I’ve recently discovered a different interpretation to the quote.

Think about the last time a friend asked you to do something.

If you say, “Yeah, sure, sounds like fun,” you’re putting it in your calendar. Possibly in pen.

If you say, “I’ll try,” I’ve generally meant “I really doubt it, and I don’t really want to, but I don’t want to hurt you with a ‘no’ so I’ll use this.”

If I say I’m trying to do something in a week, I generally give myself wiggle room… it doesn’t mean I’m going to commit to it.

If someone calls me on my crap, and I say “I’m trying my best,” I mean it. But at the same time, it gives me a certain excuse: I’m still not owning my crap, per se. I’m justifying it.

The difference between doing and trying.

I realized that I’ve been pretty stressed about my writing career for a while, which is the first floor in the worry building, with an express elevator to insanity. There are so many variables that are out of my control. I can’t say “I’m going to write a bestseller” because there’s no way that’s something I can influence. It was, I’ve always thought, unhealthy.

But the difference is, if I say I’m going to do it, and then my books sell two copies and I get dropped by my publishers and my agents put out a hit on me, I can’t say “I’m not a bestseller” definitively — because I’m not dead yet. As long as I can still write, I’m still in the game.

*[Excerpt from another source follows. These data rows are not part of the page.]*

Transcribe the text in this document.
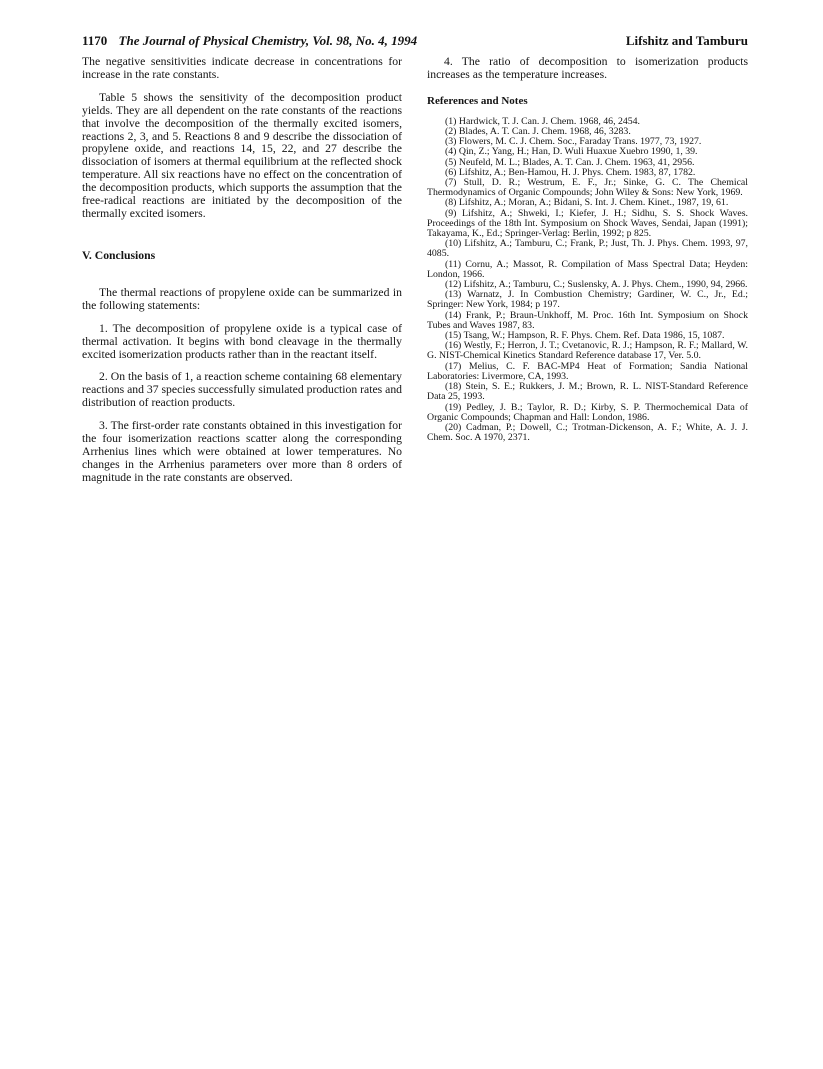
1170 The Journal of Physical Chemistry, Vol. 98, No. 4, 1994	Lifshitz and Tamburu

The negative sensitivities indicate decrease in concentrations for increase in the rate constants.

Table 5 shows the sensitivity of the decomposition product yields. They are all dependent on the rate constants of the reactions that involve the decomposition of the thermally excited isomers, reactions 2, 3, and 5. Reactions 8 and 9 describe the dissociation of propylene oxide, and reactions 14, 15, 22, and 27 describe the dissociation of isomers at thermal equilibrium at the reflected shock temperature. All six reactions have no effect on the concentration of the decomposition products, which supports the assumption that the free-radical reactions are initiated by the decomposition of the thermally excited isomers.

V. Conclusions

The thermal reactions of propylene oxide can be summarized in the following statements:

1. The decomposition of propylene oxide is a typical case of thermal activation. It begins with bond cleavage in the thermally excited isomerization products rather than in the reactant itself.

2. On the basis of 1, a reaction scheme containing 68 elementary reactions and 37 species successfully simulated production rates and distribution of reaction products.

3. The first-order rate constants obtained in this investigation for the four isomerization reactions scatter along the corresponding Arrhenius lines which were obtained at lower temperatures. No changes in the Arrhenius parameters over more than 8 orders of magnitude in the rate constants are observed.

4. The ratio of decomposition to isomerization products increases as the temperature increases.

References and Notes
(1) Hardwick, T. J. Can. J. Chem. 1968, 46, 2454.
(2) Blades, A. T. Can. J. Chem. 1968, 46, 3283.
(3) Flowers, M. C. J. Chem. Soc., Faraday Trans. 1977, 73, 1927.
(4) Qin, Z.; Yang, H.; Han, D. Wuli Huaxue Xuebro 1990, 1, 39.
(5) Neufeld, M. L.; Blades, A. T. Can. J. Chem. 1963, 41, 2956.
(6) Lifshitz, A.; Ben-Hamou, H. J. Phys. Chem. 1983, 87, 1782.
(7) Stull, D. R.; Westrum, E. F., Jr.; Sinke, G. C. The Chemical Thermodynamics of Organic Compounds; John Wiley & Sons: New York, 1969.
(8) Lifshitz, A.; Moran, A.; Bidani, S. Int. J. Chem. Kinet., 1987, 19, 61.
(9) Lifshitz, A.; Shweki, I.; Kiefer, J. H.; Sidhu, S. S. Shock Waves. Proceedings of the 18th Int. Symposium on Shock Waves, Sendai, Japan (1991); Takayama, K., Ed.; Springer-Verlag: Berlin, 1992; p 825.
(10) Lifshitz, A.; Tamburu, C.; Frank, P.; Just, Th. J. Phys. Chem. 1993, 97, 4085.
(11) Cornu, A.; Massot, R. Compilation of Mass Spectral Data; Heyden: London, 1966.
(12) Lifshitz, A.; Tamburu, C.; Suslensky, A. J. Phys. Chem., 1990, 94, 2966.
(13) Warnatz, J. In Combustion Chemistry; Gardiner, W. C., Jr., Ed.; Springer: New York, 1984; p 197.
(14) Frank, P.; Braun-Unkhoff, M. Proc. 16th Int. Symposium on Shock Tubes and Waves 1987, 83.
(15) Tsang, W.; Hampson, R. F. Phys. Chem. Ref. Data 1986, 15, 1087.
(16) Westly, F.; Herron, J. T.; Cvetanovic, R. J.; Hampson, R. F.; Mallard, W. G. NIST-Chemical Kinetics Standard Reference database 17, Ver. 5.0.
(17) Melius, C. F. BAC-MP4 Heat of Formation; Sandia National Laboratories: Livermore, CA, 1993.
(18) Stein, S. E.; Rukkers, J. M.; Brown, R. L. NIST-Standard Reference Data 25, 1993.
(19) Pedley, J. B.; Taylor, R. D.; Kirby, S. P. Thermochemical Data of Organic Compounds; Chapman and Hall: London, 1986.
(20) Cadman, P.; Dowell, C.; Trotman-Dickenson, A. F.; White, A. J. J. Chem. Soc. A 1970, 2371.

“I have not failed. I’ve just found 10,000 ways that won’t work.” — Thomas Edison

It’s a matter of commitment. I need to make smart goals, sure… but I also need to commit to an outcome. I need to connect with the things that keep my engine running toward what I want. I need to support others in their goals, and ask for help in mine.

I need to stop trying, and start doing.